2. The method according to claim 1,

characterized,

in that at least the second and third sensors have individual scanning optics which are configured confocal, color-dispersive according to the principle of multipoint OCT (optical coherence tomography), multi-point confocal imaging or multipoint confocal.

3. The method according to claim 1 or 2,

characterized,

that a CCD, CMOS, InGaAs or PbS sensor is used as the sensor.

4. The method according to at least one of the preceding claims,

characterized,

that a miniature camera in the sub-millimeter range is used as the sensor.

5. The method according to at least one of the preceding claims,

characterized,

the optics of the at least second and / or third sensor are formed confocally.

6. The method according to at least one of the preceding claims,

characterized,

that the second sensors are connected to a holder to form a unit.

7. The method according to at least one of the preceding claims,

characterized,

in that the third sensors are connected to a holder to form a unit.

8. The method according to at least one of the preceding claims,

characterized,

that in the holder in addition to the sensors, an electronics for merging data streams of the sensors and a voltage source can be integrated.
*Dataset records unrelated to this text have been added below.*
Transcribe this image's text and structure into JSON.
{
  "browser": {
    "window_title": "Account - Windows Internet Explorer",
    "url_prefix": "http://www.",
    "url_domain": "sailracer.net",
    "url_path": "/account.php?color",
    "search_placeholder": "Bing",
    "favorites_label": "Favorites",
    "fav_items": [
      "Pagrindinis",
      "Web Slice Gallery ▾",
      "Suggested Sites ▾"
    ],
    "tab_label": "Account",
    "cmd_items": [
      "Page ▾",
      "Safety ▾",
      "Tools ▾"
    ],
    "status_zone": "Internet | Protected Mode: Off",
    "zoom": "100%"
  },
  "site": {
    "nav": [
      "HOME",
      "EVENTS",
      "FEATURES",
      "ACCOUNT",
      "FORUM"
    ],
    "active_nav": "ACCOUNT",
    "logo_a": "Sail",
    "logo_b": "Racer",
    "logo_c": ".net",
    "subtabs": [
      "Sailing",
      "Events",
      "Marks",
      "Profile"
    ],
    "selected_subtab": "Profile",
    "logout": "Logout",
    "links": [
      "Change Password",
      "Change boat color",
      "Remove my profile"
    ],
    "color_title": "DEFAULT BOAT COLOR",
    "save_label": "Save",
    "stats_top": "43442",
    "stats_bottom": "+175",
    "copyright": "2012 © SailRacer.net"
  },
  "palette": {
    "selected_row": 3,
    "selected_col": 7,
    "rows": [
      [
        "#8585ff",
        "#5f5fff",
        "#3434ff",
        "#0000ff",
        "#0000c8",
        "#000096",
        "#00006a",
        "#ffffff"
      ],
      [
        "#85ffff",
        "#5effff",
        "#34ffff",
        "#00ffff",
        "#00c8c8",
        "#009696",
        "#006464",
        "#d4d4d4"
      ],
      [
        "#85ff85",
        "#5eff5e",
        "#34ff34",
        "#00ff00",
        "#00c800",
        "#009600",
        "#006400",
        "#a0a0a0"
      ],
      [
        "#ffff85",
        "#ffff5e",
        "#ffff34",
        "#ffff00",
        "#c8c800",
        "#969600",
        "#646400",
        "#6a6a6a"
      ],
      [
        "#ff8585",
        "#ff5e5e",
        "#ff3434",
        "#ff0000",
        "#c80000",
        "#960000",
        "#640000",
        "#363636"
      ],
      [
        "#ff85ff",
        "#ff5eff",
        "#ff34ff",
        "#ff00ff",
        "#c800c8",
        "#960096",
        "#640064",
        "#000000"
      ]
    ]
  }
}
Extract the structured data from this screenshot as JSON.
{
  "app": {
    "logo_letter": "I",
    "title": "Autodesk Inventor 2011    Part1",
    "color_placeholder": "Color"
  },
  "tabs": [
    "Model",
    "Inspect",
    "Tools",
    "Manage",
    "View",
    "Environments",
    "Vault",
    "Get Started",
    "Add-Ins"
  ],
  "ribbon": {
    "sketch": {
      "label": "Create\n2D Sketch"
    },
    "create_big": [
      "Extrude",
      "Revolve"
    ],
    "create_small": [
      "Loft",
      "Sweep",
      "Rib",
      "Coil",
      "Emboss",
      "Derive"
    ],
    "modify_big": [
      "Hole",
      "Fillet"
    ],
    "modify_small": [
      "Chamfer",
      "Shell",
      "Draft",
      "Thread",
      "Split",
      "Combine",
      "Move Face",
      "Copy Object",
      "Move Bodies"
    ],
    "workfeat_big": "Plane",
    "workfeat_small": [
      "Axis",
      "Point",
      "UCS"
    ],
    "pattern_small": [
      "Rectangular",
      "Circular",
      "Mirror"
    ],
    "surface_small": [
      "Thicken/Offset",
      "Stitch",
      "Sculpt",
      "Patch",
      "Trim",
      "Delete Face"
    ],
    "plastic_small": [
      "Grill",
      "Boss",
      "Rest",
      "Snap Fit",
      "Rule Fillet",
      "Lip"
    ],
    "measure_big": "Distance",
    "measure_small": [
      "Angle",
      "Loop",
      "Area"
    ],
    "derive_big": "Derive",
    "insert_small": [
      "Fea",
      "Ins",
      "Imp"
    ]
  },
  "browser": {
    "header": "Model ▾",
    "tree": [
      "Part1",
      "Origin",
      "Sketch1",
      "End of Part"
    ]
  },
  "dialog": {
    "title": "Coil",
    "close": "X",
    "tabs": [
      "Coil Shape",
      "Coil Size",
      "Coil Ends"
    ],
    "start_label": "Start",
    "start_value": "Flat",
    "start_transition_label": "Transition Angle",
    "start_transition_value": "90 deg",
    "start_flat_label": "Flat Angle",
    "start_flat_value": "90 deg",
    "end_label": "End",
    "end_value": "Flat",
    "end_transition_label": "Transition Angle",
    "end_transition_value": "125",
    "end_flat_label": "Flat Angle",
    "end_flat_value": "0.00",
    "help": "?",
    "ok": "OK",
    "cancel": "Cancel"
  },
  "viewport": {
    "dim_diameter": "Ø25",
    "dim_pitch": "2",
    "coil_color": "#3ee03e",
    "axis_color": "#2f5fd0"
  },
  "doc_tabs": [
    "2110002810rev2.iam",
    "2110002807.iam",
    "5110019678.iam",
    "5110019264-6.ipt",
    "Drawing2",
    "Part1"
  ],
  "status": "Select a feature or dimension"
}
9. The method according to at least one of the preceding claims, characterized

in that a battery with inductive charging capability is used as the voltage source.

10. The method according to at least one of the preceding claims,

characterized,

that transmission of data from the sensor emanating from the holder is wireless.
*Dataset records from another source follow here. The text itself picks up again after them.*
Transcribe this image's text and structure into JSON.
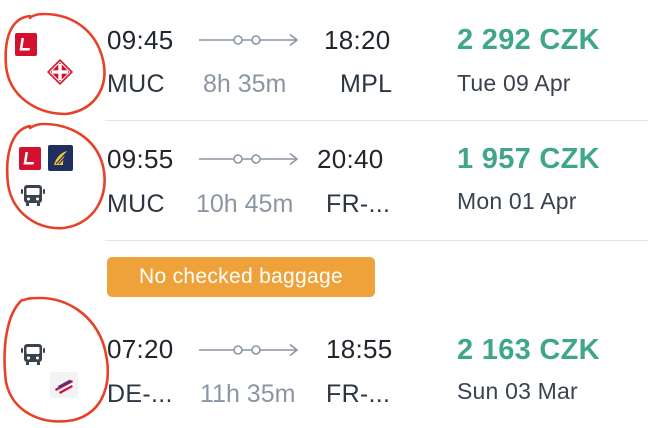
{
  "flights": [
    {
      "dep_time": "09:45",
      "arr_time": "18:20",
      "dep_code": "MUC",
      "arr_code": "MPL",
      "duration": "8h 35m",
      "price": "2 292 CZK",
      "date": "Tue 09 Apr"
    },
    {
      "dep_time": "09:55",
      "arr_time": "20:40",
      "dep_code": "MUC",
      "arr_code": "FR-...",
      "duration": "10h 45m",
      "price": "1 957 CZK",
      "date": "Mon 01 Apr"
    },
    {
      "dep_time": "07:20",
      "arr_time": "18:55",
      "dep_code": "DE-...",
      "arr_code": "FR-...",
      "duration": "11h 35m",
      "price": "2 163 CZK",
      "date": "Sun 03 Mar"
    }
  ],
  "badge": {
    "label": "No checked baggage"
  },
  "icons": {
    "carrier_1": "lufthansa-l-icon",
    "carrier_2": "swiss-cross-pattern-icon",
    "carrier_3": "ryanair-harp-icon",
    "bus": "bus-icon",
    "carrier_4": "eurowings-stripes-icon",
    "route": "route-stops-arrow-icon"
  },
  "colors": {
    "price": "#3fa68c",
    "badge": "#f0a23a",
    "carrier_red": "#d3112f",
    "carrier_navy": "#1f2f61",
    "annotation": "#e8412a"
  }
}
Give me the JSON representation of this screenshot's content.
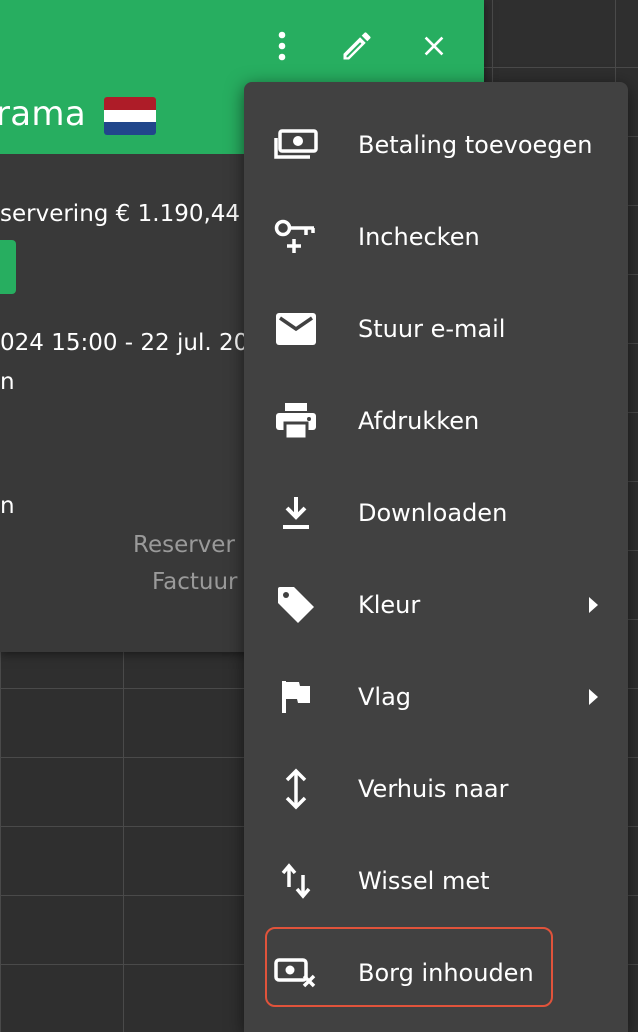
{
  "header": {
    "title_fragment": "rama",
    "flag_colors": [
      "#ae1c28",
      "#ffffff",
      "#21468b"
    ]
  },
  "card": {
    "lines": [
      "servering € 1.190,44",
      "024 15:00 - 22 jul. 20",
      "n",
      "n"
    ],
    "muted_lines": [
      "Reserver",
      "Factuur"
    ]
  },
  "menu": {
    "items": [
      {
        "label": "Betaling toevoegen",
        "icon": "payment-icon"
      },
      {
        "label": "Inchecken",
        "icon": "key-icon"
      },
      {
        "label": "Stuur e-mail",
        "icon": "mail-icon"
      },
      {
        "label": "Afdrukken",
        "icon": "print-icon"
      },
      {
        "label": "Downloaden",
        "icon": "download-icon"
      },
      {
        "label": "Kleur",
        "icon": "tag-icon",
        "submenu": true
      },
      {
        "label": "Vlag",
        "icon": "flag-icon",
        "submenu": true
      },
      {
        "label": "Verhuis naar",
        "icon": "move-icon"
      },
      {
        "label": "Wissel met",
        "icon": "swap-icon"
      },
      {
        "label": "Borg inhouden",
        "icon": "retain-deposit-icon",
        "highlighted": true
      }
    ]
  },
  "colors": {
    "accent_green": "#27ae60",
    "highlight": "#e0533b",
    "menu_bg": "#414141"
  }
}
11. The method according to at least one of the preceding claims,

characterized,

that the holder with the sensors is covered by a transparent envelope.
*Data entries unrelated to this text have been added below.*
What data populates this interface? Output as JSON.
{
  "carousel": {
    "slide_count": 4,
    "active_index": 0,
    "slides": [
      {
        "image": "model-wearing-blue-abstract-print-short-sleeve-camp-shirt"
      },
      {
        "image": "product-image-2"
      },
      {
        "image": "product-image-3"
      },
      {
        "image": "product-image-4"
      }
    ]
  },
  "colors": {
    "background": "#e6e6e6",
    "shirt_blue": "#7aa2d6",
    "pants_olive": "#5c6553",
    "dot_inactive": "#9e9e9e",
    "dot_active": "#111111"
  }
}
12. The method according to at least one of the preceding claims,

characterized,

in that the holder is dimensioned with the elements emanating therefrom in such a way that it is at least partially inserted into a mouth of a patient.

13. The method according to at least one of the preceding claims,

characterized,

in that at least the third sensors are arranged on the holder in such a way that at the same time occlusal, vestibular and platinum / lingual regions are scanned by at least one region of the chewing gum.

14. The method according to at least one of the preceding claims, characterized in that

the third sensors are arranged in such a way that the individual scans adjoin them completely without gaps or at least partially overlap partially in sections.

15. Device for scanning a chewing organ or a region thereof by means of a plurality of sensors emanating from a holder (2),

characterized,

in that in the holder (2) having the sensors an electronic unit for merging data determined with the sensors and a voltage source (4) are integrated.

16. The device according to claim 15,

characterized,

in that the sensors are fastened to the holder (2) in such a way that at the same time occlusal, vestibular and platinum / lingual region of at least one region of the chewing organ can be scanned.

17. Device according to claim 15 or 16,

characterized,

that the sensor is a sensor from the group CCD, CMOS, InGaAs, PbS sensor, miniature camera in the sub-millimeter range.

18. Device according to at least one of claims 15 to 17,

characterized,

the holder (2) has an inertial system.

19. Device according to at least one of claims 15 to 18,

characterized,

the holder (2) has a three-dimensional geometry for at least partially enclosing a jaw region.

20. Device according to at least one of claims 15 to 19,

characterized,

the holder (2) is provided with a transparent envelope covering at least the sensors.